Aggregate function calls

An aggregate function is a function that summarizes the rows of a group into a single value. When an aggregate function is used with the OVER clause, it becomes a window function, which computes values over a group of rows and then returns a single result for each row.

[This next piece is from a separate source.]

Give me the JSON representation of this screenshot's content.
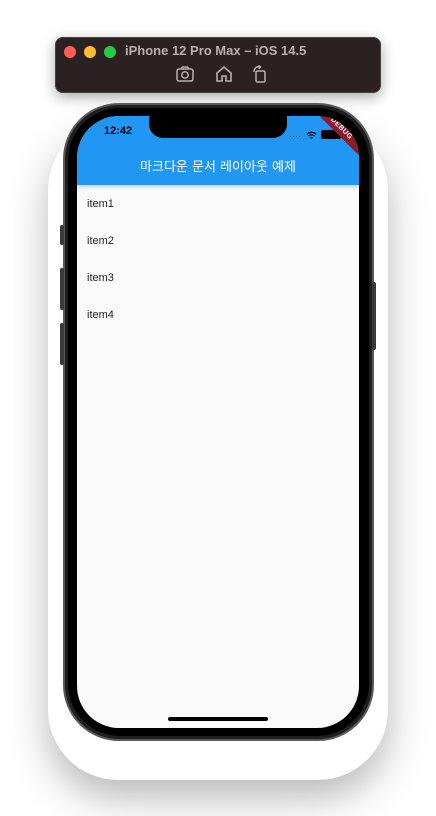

Aggregate function call syntax

function_name(
  [ DISTINCT ]
  function_arguments
  [ { IGNORE | RESPECT } NULLS ]
  [ HAVING { MAX | MIN } having_expression ]
  [ ORDER BY key [ { ASC | DESC } ] [, ... ] ]
  [ LIMIT n ]
)
[ OVER over_clause ]

Description

Each aggregate function supports all or a subset of the aggregate function call syntax. You can use the following syntax to build an aggregate function:

  • DISTINCT: Each distinct value of expression is aggregated only once into the result.
  • IGNORE NULLS or RESPECT NULLS: If IGNORE NULLS is specified, the NULL values are excluded from the result. If RESPECT NULLS is specified, the NULL values are included in the result. If neither is specified, the NULL values are included in the result.
  • HAVING MAX or HAVING MIN: Restricts the set of rows that the function aggregates by a maximum or minimum value. For details, see HAVING MAX and HAVING MIN clause.
  • ORDER BY: Specifies the order of the values.

    • For each sort key, the default sort direction is ASC.

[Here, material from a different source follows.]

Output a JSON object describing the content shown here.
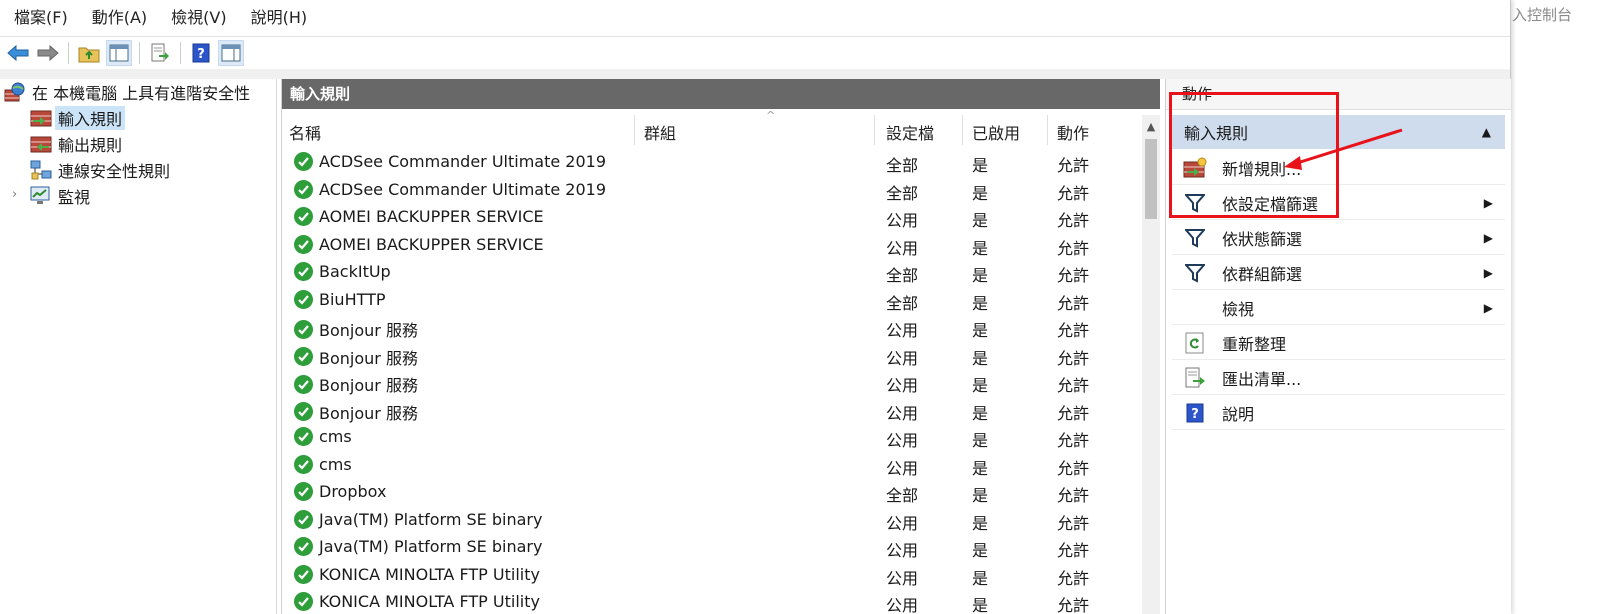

    • NULL is the minimum possible value, so NULLs appear first in ASC sorts and last in DESC sorts.

    • If you're using floating point data types, see Floating point semantics on ordering and grouping.

    • The ORDER BY clause is supported only for aggregate functions that depend on the order of their input. For those functions, if the ORDER BY clause is omitted, the output is nondeterministic.

    • This ORDER BY clause can't be used if the OVER clause is used.

    • If DISTINCT is also specified, then the sort key must be the same as expression.

  • LIMIT: Specifies the maximum number of expression inputs in the result.

    • If the input is an ARRAY value, the limit applies to the number of input arrays, not the number of elements in the arrays. An empty array counts as 1. A NULL array is not counted.

    • If the input is a STRING value, the limit applies to the number of input strings, not the number of characters or bytes in the inputs. An empty string counts as 1. A NULL string is not counted.

    • The limit n must be a constant INT64.

  • OVER: If the aggregate function is also a window function, use this clause to define a window of rows around the row being evaluated. For each row, the aggregate function result is computed using the selected window of rows as input. If this clause is used, aggregate function clauses (i.e. DISTINCT) can't be used. To learn more about the OVER clause, see Window function calls.

Details

The clauses in an aggregate function call are applied in the following order:

  • OVER
  • DISTINCT
  • IGNORE NULLS or RESPECT NULLS
  • HAVING MAX or HAVING MIN
  • ORDER BY
  • LIMIT

When used in conjunction with a GROUP BY clause, the groups summarized typically have at least one row. When the associated SELECT statement has no GROUP BY clause or when certain aggregate function modifiers filter rows from the group to be summarized, it is possible that the aggregate function needs to summarize an empty group.

Restrict aggregation by a maximal or minimal value

Some aggregate functions support two optional clauses that are called HAVING MAX and HAVING MIN. These clauses restrict the set of rows that a function aggregates to rows that have a maximal or minimal value in a particular column.

HAVING MAX clause

HAVING MAX having_expression

HAVING MAX restricts the set of rows that the function aggregates to those having a value for having_expression equal to the maximum value for having_expression within the group. The maximum value is equal to the result of MAX(having_expression).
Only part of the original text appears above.